A competição de “mini baja” foi inaugurada, na década de 70, pela norte-americana Society of Automotive Engineers, já com o objetivo de preparar e conquistar estudantes no processo de desenvolvimento da indústria automobilística. No Brasil, a competição no mesmo estilo chegou em l996 e, desde então, é realizada anualmente no Autódromo de Interlagos, em São Paulo. Tatu competiu em abril deste ano e voltará à pista em 2003, ao lado do novo projeto que já mobiliza estudantes do primeiro ao décimo períodos, o do Piau. Os ganhadores da corrida no Brasil são selecionados para a competição nos Estados Unidos, em Ohio.

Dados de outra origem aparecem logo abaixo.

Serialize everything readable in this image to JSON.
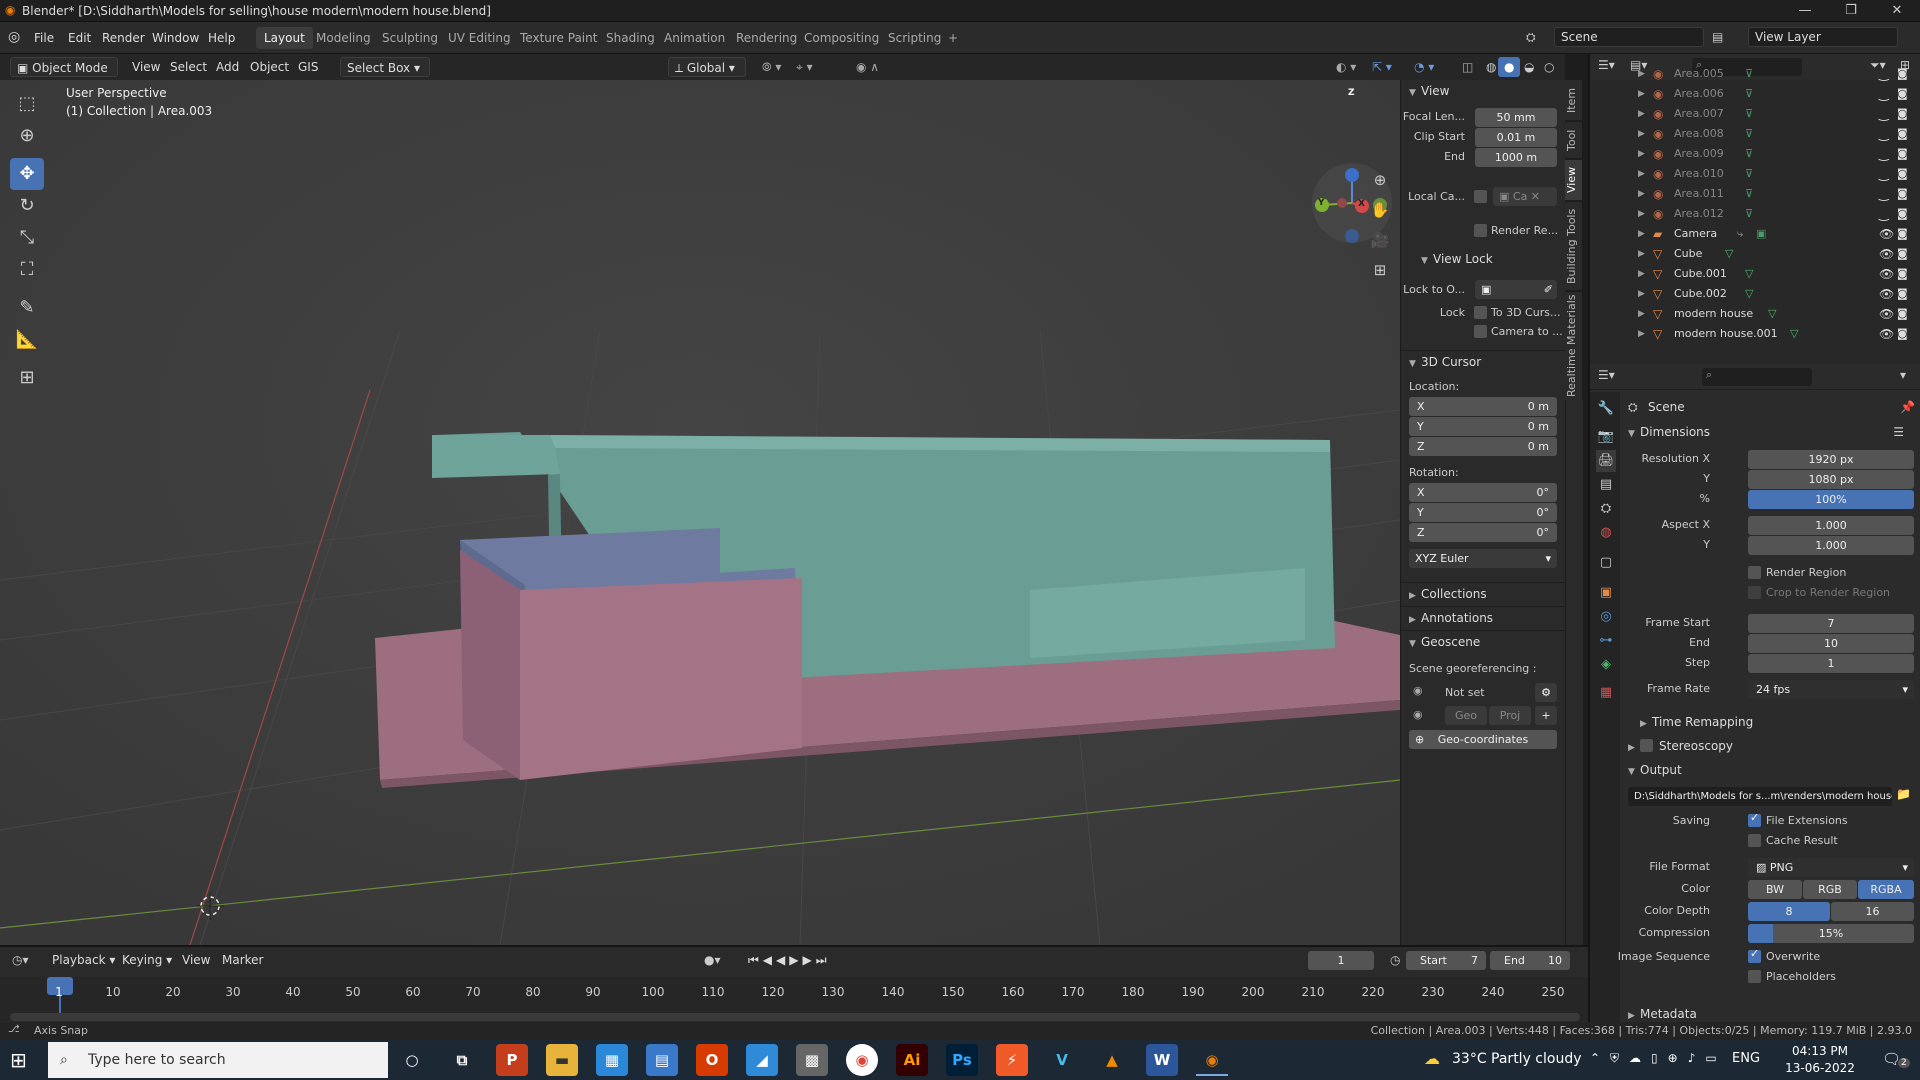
{
  "window": {
    "title": "Blender* [D:\\Siddharth\\Models for selling\\house modern\\modern house.blend]",
    "minimize": "—",
    "maximize": "❐",
    "close": "✕"
  },
  "menu": [
    "File",
    "Edit",
    "Render",
    "Window",
    "Help"
  ],
  "workspaces": [
    "Layout",
    "Modeling",
    "Sculpting",
    "UV Editing",
    "Texture Paint",
    "Shading",
    "Animation",
    "Rendering",
    "Compositing",
    "Scripting",
    "+"
  ],
  "scene": {
    "label": "Scene",
    "view_layer": "View Layer"
  },
  "viewport_header": {
    "mode": "Object Mode",
    "view": "View",
    "select": "Select",
    "add": "Add",
    "object": "Object",
    "gis": "GIS",
    "select_box": "Select Box",
    "transform": "Global"
  },
  "viewport": {
    "perspective": "User Perspective",
    "collection": "(1) Collection | Area.003",
    "gizmo": {
      "x": "X",
      "y": "Y",
      "z": "Z"
    }
  },
  "npanel": {
    "view_section": "View",
    "focal_label": "Focal Len...",
    "focal_value": "50 mm",
    "clip_start_label": "Clip Start",
    "clip_start_value": "0.01 m",
    "end_label": "End",
    "end_value": "1000 m",
    "local_camera_label": "Local Ca...",
    "local_camera_value": "Ca",
    "render_region_label": "Render Re...",
    "view_lock_section": "View Lock",
    "lock_to_object_label": "Lock to O...",
    "lock_label": "Lock",
    "to_3d_cursor": "To 3D Curs...",
    "camera_to": "Camera to ...",
    "cursor_section": "3D Cursor",
    "location_label": "Location:",
    "loc_x": "0 m",
    "loc_y": "0 m",
    "loc_z": "0 m",
    "rotation_label": "Rotation:",
    "rot_x": "0°",
    "rot_y": "0°",
    "rot_z": "0°",
    "axis_x": "X",
    "axis_y": "Y",
    "axis_z": "Z",
    "rotation_mode": "XYZ Euler",
    "collections_section": "Collections",
    "annotations_section": "Annotations",
    "geoscene_section": "Geoscene",
    "scene_georef": "Scene georeferencing :",
    "not_set": "Not set",
    "geo": "Geo",
    "proj": "Proj",
    "geo_coordinates": "Geo-coordinates"
  },
  "side_tabs": [
    "Item",
    "Tool",
    "View",
    "Building Tools",
    "Realtime Materials"
  ],
  "outliner": {
    "items": [
      {
        "name": "Area.005",
        "type": "light",
        "dim": true
      },
      {
        "name": "Area.006",
        "type": "light",
        "dim": true
      },
      {
        "name": "Area.007",
        "type": "light",
        "dim": true
      },
      {
        "name": "Area.008",
        "type": "light",
        "dim": true
      },
      {
        "name": "Area.009",
        "type": "light",
        "dim": true
      },
      {
        "name": "Area.010",
        "type": "light",
        "dim": true
      },
      {
        "name": "Area.011",
        "type": "light",
        "dim": true
      },
      {
        "name": "Area.012",
        "type": "light",
        "dim": true
      },
      {
        "name": "Camera",
        "type": "camera",
        "dim": false
      },
      {
        "name": "Cube",
        "type": "mesh",
        "dim": false
      },
      {
        "name": "Cube.001",
        "type": "mesh",
        "dim": false
      },
      {
        "name": "Cube.002",
        "type": "mesh",
        "dim": false
      },
      {
        "name": "modern house",
        "type": "mesh",
        "dim": false
      },
      {
        "name": "modern house.001",
        "type": "mesh",
        "dim": false
      }
    ]
  },
  "properties": {
    "breadcrumb": "Scene",
    "dimensions_section": "Dimensions",
    "resolution_x_label": "Resolution X",
    "resolution_x": "1920 px",
    "y_label": "Y",
    "resolution_y": "1080 px",
    "percent_label": "%",
    "percent": "100%",
    "aspect_x_label": "Aspect X",
    "aspect_x": "1.000",
    "aspect_y": "1.000",
    "render_region": "Render Region",
    "crop_region": "Crop to Render Region",
    "frame_start_label": "Frame Start",
    "frame_start": "7",
    "end_label": "End",
    "frame_end": "10",
    "step_label": "Step",
    "frame_step": "1",
    "frame_rate_label": "Frame Rate",
    "frame_rate": "24 fps",
    "time_remapping": "Time Remapping",
    "stereoscopy": "Stereoscopy",
    "output_section": "Output",
    "output_path": "D:\\Siddharth\\Models for s...m\\renders\\modern house",
    "saving_label": "Saving",
    "file_extensions": "File Extensions",
    "cache_result": "Cache Result",
    "file_format_label": "File Format",
    "file_format": "PNG",
    "color_label": "Color",
    "color_bw": "BW",
    "color_rgb": "RGB",
    "color_rgba": "RGBA",
    "color_depth_label": "Color Depth",
    "depth_8": "8",
    "depth_16": "16",
    "compression_label": "Compression",
    "compression": "15%",
    "image_sequence_label": "Image Sequence",
    "overwrite": "Overwrite",
    "placeholders": "Placeholders",
    "metadata": "Metadata"
  },
  "timeline": {
    "playback": "Playback",
    "keying": "Keying",
    "view": "View",
    "marker": "Marker",
    "current_frame": "1",
    "start_label": "Start",
    "start": "7",
    "end_label": "End",
    "end": "10",
    "ticks": [
      "1",
      "10",
      "20",
      "30",
      "40",
      "50",
      "60",
      "70",
      "80",
      "90",
      "100",
      "110",
      "120",
      "130",
      "140",
      "150",
      "160",
      "170",
      "180",
      "190",
      "200",
      "210",
      "220",
      "230",
      "240",
      "250"
    ]
  },
  "status": {
    "left": "Axis Snap",
    "right": "Collection | Area.003 | Verts:448 | Faces:368 | Tris:774 | Objects:0/25 | Memory: 119.7 MiB | 2.93.0"
  },
  "taskbar": {
    "search_placeholder": "Type here to search",
    "weather": "33°C  Partly cloudy",
    "lang": "ENG",
    "time": "04:13 PM",
    "date": "13-06-2022",
    "notif": "2"
  },
  "colors": {
    "accent": "#4772b3",
    "house_teal": "#6a9e94",
    "house_pink": "#a06e82",
    "house_blue": "#6e7aa0"
  }
}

Em 1998, o Jeca, classificado em segundo lugar em Interlagos, foi conhecer a pista norte-americana. Ficou em vigésimo terceiro lugar, uma posição que não desanimou a equipe mineira, pois, em algumas provas, como na avaliação de projetos, o segundo lugar foi garantido. “É um projeto muito procurado pelos alunos. Eles aprendem teorias sofisticadas, com o uso de complicados programas de computador, e também o trabalho em grupo”, diz o coordenador, professor Ramón Molina Valle, um entusiasta da proposta. Juntos, professores e alunos aprendem, aprimoram técnicas e se divertem ao ver as peripécias do “mini baja” em ação.

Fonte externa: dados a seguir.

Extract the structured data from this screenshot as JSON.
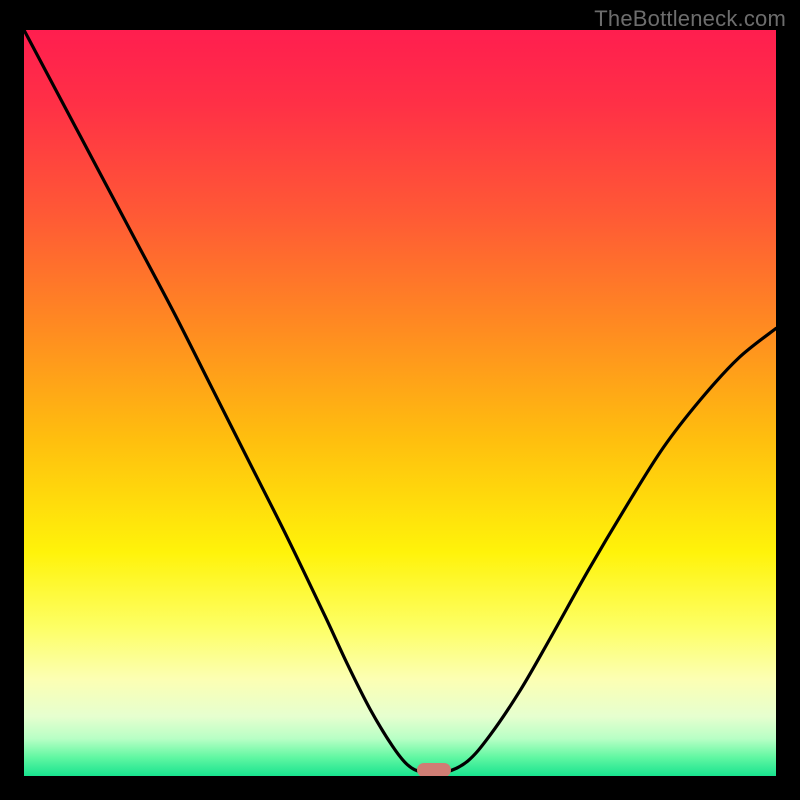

“A nossa relação com o carro é emocional. Ele significa tanto quanto a primeira bola de futebol”, compara Aender Lúcio Ferreira, de 26 anos, estudante do sexto período de Engenharia Mecânica. “Quando você vê o carro andando pela primeira vez, é uma emoção incrível”, completa. Para Aender, a competição de “mini baja” forja um engenheiro e faz com que ele seja polivalente, porque o aluno palpita em todo o projeto, não lhe escapa nada. “Nós sabemos o tamanho da responsabilidade que temos em mãos. É um companheiro nosso que estará dentro do carro, correndo durante quatro horas”, justifica.
Em todas as competições, a equipe que trabalhou no carro está presente. Os dias em Interlagos significam mais aprendizado, porque lá estão equipes de todo o País e, por mais que os segredos façam parte da corrida, a troca de informações é muito grande. “Estamos lado a lado, vendo de perto o trabalho de outros e aprendendo também como melhorar o nosso projeto”, assinala Rafael Ferreira Leite, do oitavo período de Engenharia Mecânica. O estudante reconhece o “mini baja” como uma grande oportunidade de qualificação. “A construção do ‘mini baja’ cria perspectivas de emprego para muitos estudantes. Tenho colegas que se formaram e estão na Mercedes Benz, na Fiat e em outras montadoras”, destaca.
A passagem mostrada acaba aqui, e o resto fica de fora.